Perhaps the earliest reference to human habitation…
992 CE
Perhaps the earliest reference to human habitation in the area now known as Dublin is provided in the writings of the Greek astronomer and cartographer Ptolemy, who had referred in around 140 to a settlement he called Eblana Civitas.
The settlement 'Dubh Linn' dates perhaps as far back as the first century BCE and later a monastery had been built there, though the town itself had been established in about 841 by the Vikings.
It is now thought that the Viking settlement was preceded by a Christian ecclesiastical settlement known as Duiblinn, from which Dyflin took its name.
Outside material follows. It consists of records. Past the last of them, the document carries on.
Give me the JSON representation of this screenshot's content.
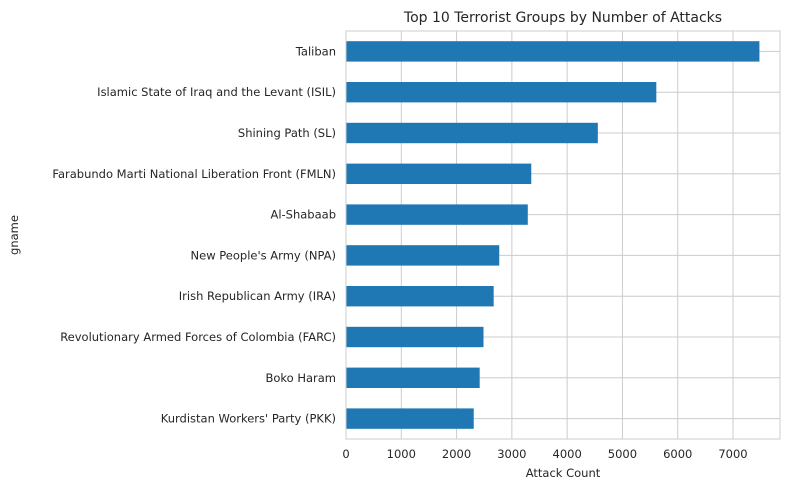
{
  "chart_data": {
    "type": "bar",
    "orientation": "horizontal",
    "title": "Top 10 Terrorist Groups by Number of Attacks",
    "xlabel": "Attack Count",
    "ylabel": "gname",
    "categories": [
      "Taliban",
      "Islamic State of Iraq and the Levant (ISIL)",
      "Shining Path (SL)",
      "Farabundo Marti National Liberation Front (FMLN)",
      "Al-Shabaab",
      "New People's Army (NPA)",
      "Irish Republican Army (IRA)",
      "Revolutionary Armed Forces of Colombia (FARC)",
      "Boko Haram",
      "Kurdistan Workers' Party (PKK)"
    ],
    "values": [
      7478,
      5613,
      4555,
      3351,
      3288,
      2772,
      2671,
      2487,
      2418,
      2310
    ],
    "xlim": [
      0,
      7850
    ],
    "xticks": [
      0,
      1000,
      2000,
      3000,
      4000,
      5000,
      6000,
      7000
    ],
    "grid": true,
    "legend": "none",
    "bar_color": "#1f77b4",
    "grid_color": "#cccccc",
    "spine_color": "#cccccc"
  }
}
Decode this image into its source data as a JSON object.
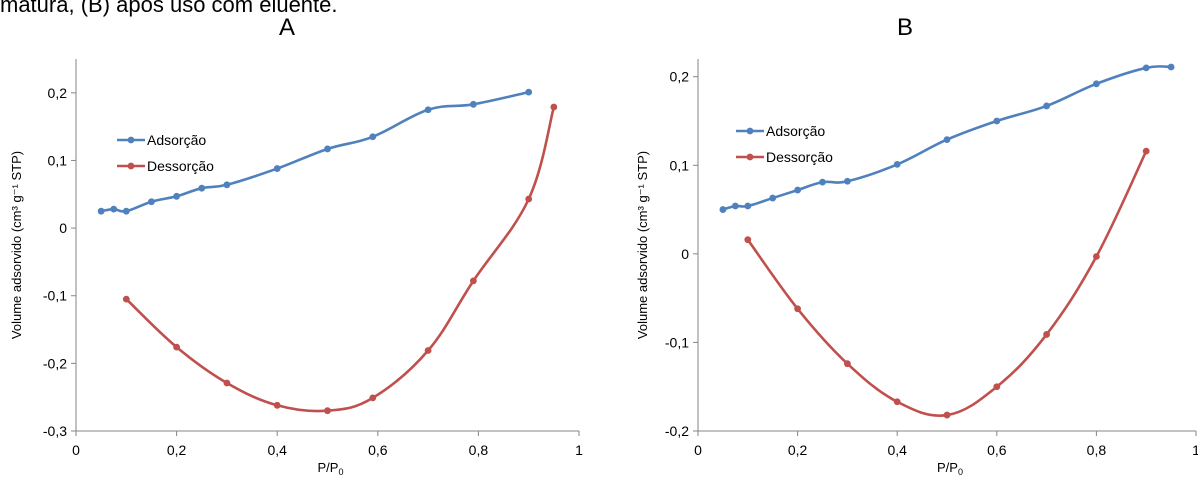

Beginning in the ninth and tenth century, there were two settlements where the modern city stands.
The Viking settlement of about 841 is known as Dyflin, from the Irish Duiblinn (or "Black Pool", referring to a dark tidal pool where the River Poddle enters the Liffey on the site of the Castle Gardens at the rear of Dublin Castle); a Gaelic settlement, Áth Cliath ("ford of hurdles") is further up river.
The Celtic settlement's name is still used as the Irish name of the modern city, though the first written evidence of it is found in the Annals of Ulster of 1368.
The modern English name comes from the Viking settlement of Dyflin.
The Vikings, or Ostmen as they call themselves, are to rule Dublin for almost three centuries, though they had been expelled in 902 only to return in 917.
Viking settlers in 992 establish a mint in Dublin to produce silver pennies.